Met het multifunctionele gebied heeft de provincie een beperkte beleidsbemoeienis. Hier is meer planologische beleidsvrijheid voor (samenwerkende) gemeenten. Het multifunctionele gebied omvat de steden, dorpen en buurtschappen buiten de provinciale ruimtelijke hoofdstructuur en het grootste deel van het landelijke gebied, inclusief de waardevolle landschappen.
In het plangebied van het bestemmingsplan buitengebied zijn de uiterwaarden van de Waal en de Maas en een deel van de komgronden aangewezen als 'EHS-natuur' en 'EHS-verweving'. Langs de Grote Wetering ligt verder een zone die is aangewezen als 'EHS-verbinding'. De overige delen van het plangebied maken deel uit van het 'Multifunctioneel platteland'.
De
EHS in de gemeente West Maas en Waal
Het beleid voor de EHS-natuur is voornamelijk gericht op natuurontwikkeling. Het beleid in de EHS-verweving is erop gericht om een goede combinatie te vinden tussen het landbouwbelang en natuurbehoud. Het beleid voor de zone EHS-verbinding is gericht op het nemen van maatregelen in de vorm van natuurontwikkeling om de functie van het gebied als ecologische verbindingszone tussen delen van de EHS te versterken.

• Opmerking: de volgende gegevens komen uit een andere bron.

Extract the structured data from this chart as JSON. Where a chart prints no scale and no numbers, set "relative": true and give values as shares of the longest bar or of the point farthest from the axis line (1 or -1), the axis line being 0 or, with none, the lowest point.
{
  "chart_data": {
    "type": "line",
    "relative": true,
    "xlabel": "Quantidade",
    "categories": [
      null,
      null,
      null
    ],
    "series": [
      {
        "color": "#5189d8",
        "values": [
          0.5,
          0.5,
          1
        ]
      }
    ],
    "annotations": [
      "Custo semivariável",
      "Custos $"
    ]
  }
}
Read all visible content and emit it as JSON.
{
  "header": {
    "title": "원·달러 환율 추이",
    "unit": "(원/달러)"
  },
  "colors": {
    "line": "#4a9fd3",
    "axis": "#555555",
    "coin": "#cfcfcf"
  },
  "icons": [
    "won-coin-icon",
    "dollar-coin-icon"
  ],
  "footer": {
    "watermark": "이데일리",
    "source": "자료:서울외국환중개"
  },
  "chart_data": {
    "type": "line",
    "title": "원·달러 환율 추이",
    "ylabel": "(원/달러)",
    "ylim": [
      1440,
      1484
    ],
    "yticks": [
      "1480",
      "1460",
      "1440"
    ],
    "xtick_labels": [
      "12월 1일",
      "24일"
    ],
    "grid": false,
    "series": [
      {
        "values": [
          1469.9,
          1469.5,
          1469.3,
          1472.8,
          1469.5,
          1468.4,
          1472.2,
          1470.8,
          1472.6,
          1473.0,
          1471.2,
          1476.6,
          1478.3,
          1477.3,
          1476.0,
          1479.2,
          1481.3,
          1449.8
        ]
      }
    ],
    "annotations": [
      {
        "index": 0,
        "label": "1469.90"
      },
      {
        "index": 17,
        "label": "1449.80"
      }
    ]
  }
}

Deze zones en de bijbehorende ruimtelijke mogelijkheden en beperkingen worden in het bestemmingsplan buitengebied vertaald in gebiedsbestemmingen, in aparte zones en de bijbehorende regels.
De provinciale structuurvisie biedt de nodige ruimte voor de ontwikkeling van de agrarische bedrijvigheid binnen de agrarische bouwpercelen. De vormgeving en de maatvoering van de bedrijfsbebouwing dient te worden afgestemd op die van de bestaande bebouwing en het karakter van de omgeving. Verder gelden randvoorwaarden voor de ruimtelijke ontwikkeling van de niet-grondgebonden agrarische bedrijvigheid. Daar vallen (onder andere) glastuinbouwbedrijven en intensieve veehouderijen onder. In de structuurvisie wordt de volgende definitie gehanteerd van een intensieve veehouderij: een veehouderij waar tenminste 250 m2 aan bedrijfsvloeroppervlakte aanwezig is die volgens de wet Milieubeheer gebruikt wordt voor het houden van vee, pluimvee en nertsen, waarbij dit houden van dieren geheel of nagenoeg geheel plaatsvindt in gebouwen.
Verder kunnen om landschappelijke en/of ecologische redenen randvoorwaarden gesteld worden aan teeltondersteunende voorzieningen die op bij de agrarische bedrijven worden toegelaten.
De gemeente West Maas en Waal valt buiten de reconstructiegebieden. Dat betekent dat nieuwvestiging van intensieve veehouderijbedrijven op basis van de provinciale structuurvisie niet is toegestaan. Hervestiging en uitbreiding van bestaande intensieve veehouderijbedrijven is wel toegestaan. In de gemeente liggen geen concentratiegebieden voor de glastuinbouw. Dat heeft tot gevolg dat ook de nieuwvestiging van glastuinbouwbedrijven op basis van de provinciale structuurvisie niet is toegestaan.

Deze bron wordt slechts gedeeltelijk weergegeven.